New markets are volatile markets

Shanghai Composite Index

Photo Credit: Bloomberg

The Chinese markets are certainly known for their volatility. In just a few months, 50% of the value behind China’s overall index was completely wiped. New markets should be known for their volatility, as their traders are very much new to the idea of investing. Look at the stock market in the United States in the 1920’s; US investors had never really known what a stock market crash was until it came in 1929.

Speculation runs rampant

New markets are notorious for speculation. Chinese residents and nonresidents alike get caught up in bubbles that eventually wipe billions in wealth out from underneath the markets. A bubble is difficult to see in progress, as the prices set reflect the current value – even though the strong growth rates may be far from sustainable. What investors need to remember is that inflated prices are the current price, though they are subject to the laws of gravity. Eventually the market will rise or fall to meet true value, as speculation wanes and investors look toward investing rather than get rich quick schemes.

The drop off of nearly 50% surely took speculators right out of the market. Highly leveraged investors experienced losses far greater than 50% and likely lost it all in an uncontrollable downfall. Now that the market has corrected to remove mal-investment, there is certainly the risk that it will happen all over again.
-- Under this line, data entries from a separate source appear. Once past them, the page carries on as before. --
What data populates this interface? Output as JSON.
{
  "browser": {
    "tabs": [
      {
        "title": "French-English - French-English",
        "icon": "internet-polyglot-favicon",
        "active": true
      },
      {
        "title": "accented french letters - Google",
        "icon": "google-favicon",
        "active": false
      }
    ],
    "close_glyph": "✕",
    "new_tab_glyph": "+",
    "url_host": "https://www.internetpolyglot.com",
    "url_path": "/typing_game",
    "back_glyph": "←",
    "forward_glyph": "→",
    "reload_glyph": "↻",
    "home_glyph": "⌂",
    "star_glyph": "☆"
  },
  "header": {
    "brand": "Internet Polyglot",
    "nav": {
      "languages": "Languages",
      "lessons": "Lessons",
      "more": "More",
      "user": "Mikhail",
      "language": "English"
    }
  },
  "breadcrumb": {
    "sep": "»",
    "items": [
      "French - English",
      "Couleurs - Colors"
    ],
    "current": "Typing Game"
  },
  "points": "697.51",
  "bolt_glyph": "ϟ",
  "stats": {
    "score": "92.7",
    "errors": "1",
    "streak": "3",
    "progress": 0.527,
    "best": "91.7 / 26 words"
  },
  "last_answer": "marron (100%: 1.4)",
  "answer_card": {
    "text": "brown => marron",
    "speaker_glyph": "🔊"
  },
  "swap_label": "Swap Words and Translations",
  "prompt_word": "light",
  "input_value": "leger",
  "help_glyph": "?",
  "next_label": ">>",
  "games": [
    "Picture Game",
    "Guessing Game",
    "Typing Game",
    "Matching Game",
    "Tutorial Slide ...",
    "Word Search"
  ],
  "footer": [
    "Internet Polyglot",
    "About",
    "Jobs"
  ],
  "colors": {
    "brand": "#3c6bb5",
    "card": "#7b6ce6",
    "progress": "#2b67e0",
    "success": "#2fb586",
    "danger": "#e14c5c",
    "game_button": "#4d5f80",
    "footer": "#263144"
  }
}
Long term outlook is very cheap

At this price, China looks very cheap. For a long term investment, there is no better market in the world than the uprising capitalist economy in China. The long term prospectus looks great, and even with another bubble, an investment here is likely closer towards the bottom than the top. Begin again to send more money into the Chinese market and at the sight of a bubble, exit until the market cools. China’s growth towards a more modernized economy creates a great position for investors.